С.133: «Действительно, если к нашим девственным путям сообщения прибавить мужественные пути наживы чиновников, к нашей глинистой грязи – грязь помещичьей жизни, к нашим зимним вьюгам – Зимний дворец, - а тут генералитет, кабинет, буфет, Филарет, «жандармский авангард цивилизации» из немцев и арьергард с топорами за кушаком, с стихийной мощью и стихийной неразвитостью, - то, сказать откровенно, надобно иметь сильную зазнобу или сильное помешательство, чтоб по доброй воле ринуться в этот водоворот, искупающий все неустройство свое пророчествующими радугами и великими образами, постоянно вырезывающимися из-за тумана, который постоянно не могут победить».
С.136: «Искусство легче сживается с нищетой и роскошью, чем с довольством, в котором видны белые нитки, чем с удобством, //(с.137) составляющим цель…».
С.137: «Мещанство, последнее слово цивилизации, основанной на безусловном самодержавии собственности, - демократизация аристократии, аристократизация демократии; (…) снизу все тянется в мещанство, сверху все само падает в него по невозможности удержаться».
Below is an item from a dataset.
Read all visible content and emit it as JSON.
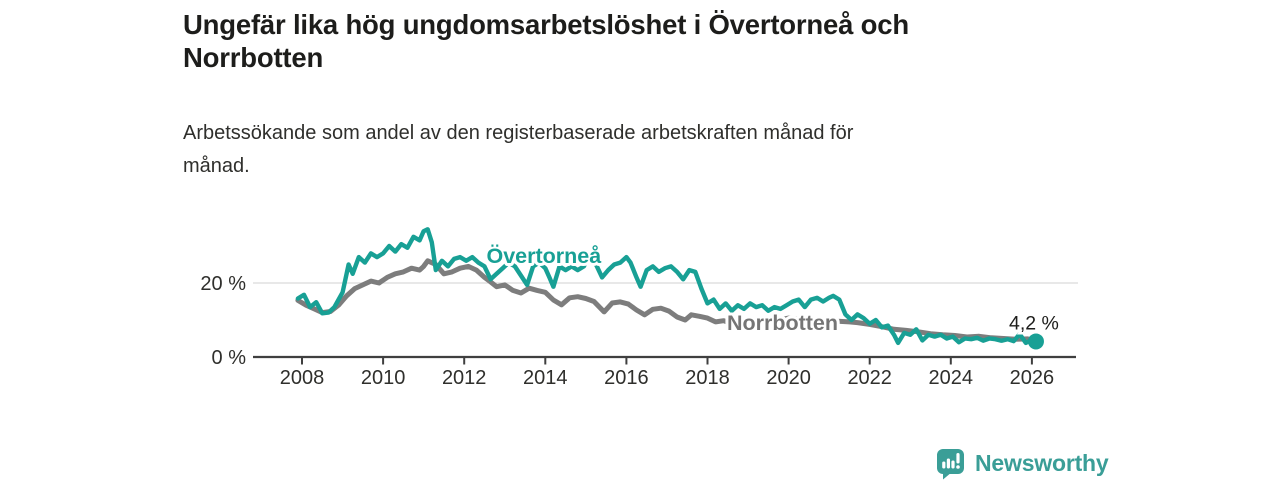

С.138: «С мещанством стираются личности, но стертые люди сытее; платья дюжинные, незаказанные, не по талии, но число носящих их больше. С мещанством стирается красота природы, но растет ее благосостояние. (…) В самой природе, можно сказать, бездна мещанского; она // (с.139) очень часто останавливается на середке наполовину – видно, дальше идти духу не хватает. Кто тебе сказал, что у Европы хватит?».
С.147: «Знаем ли мы, как выйти из мещанского государства в государство народное, или нет – все же мы имеем право считать мещанское государство односторонним развитием, уродством».
С.151: «Титаны, остающиеся после борьбы, после поражения, при всех своих титанических стремлениях, представителями неудовлетворенных притязаний, делаются из великих людей печальными Дон-Кихотами. История подымается и опускается между пророками и рыцарями печального образа».
С.169: «Русские за границей не только беспорядочно живут, но хвастаются своими дикими и распущенными привычками. (…) Вся эта заносчивость официанта, вышедшего за вороты господского дома, показывает гораздо больше недозрелости, непривычки к воле, чем глубокой испорченности; с этой //(с.170) нравственной сыростью неразрывно хвастовство».
С.221: «Насильственные перевороты бывают неизбежны; может, будут у нас; это отчаянное средство, ultima ratio народов, как и царей, на них надобно быть готовым; но выкликать их в начале рабочего дня, не седлав ни одного усилия, не истощив никаких средств, останавливаться на них с предпочтением нам кажется так же молодо и незрело, как нерасчетливо и вредно пугать ими. (…)
Террор легок и быстр, гораздо легче труда, «гнет – не парит, сломит – не тужит», освобождает деспотизмом, убеждает гильотиной. Террор дает волю страстям, очищая их общей пользой и отсутствием личных видов. Оттого-то он и нравится больше, чем самообуздание в пользу дела. (…) //(С.222) Какая бы кровь ни текла, где-нибудь текут слезы, и если иногда следует перешагнуть их, то без кровожадного глумления, а с печальным, трепетным чувством страшного долга и трагической необходимости…»
С.251: Дисциплина не обязательна там, где она зовет на злодейство, - // (с.251) не верьте этой религии рабства, на ней основаны величайшие бедствия народов».
С.252: «Нельзя начинать эру свободы в своей родине, затягивая веревку на шее соседа; нельзя себе требовать прав и теснить во имя материальной силы и политических фантазий другой народ».
С.252: «Мученичество свято и прекрасно, когда оно необходимо».
С.252: «Исторические грехи искупаются легко и без крови, одним отрицанием от них».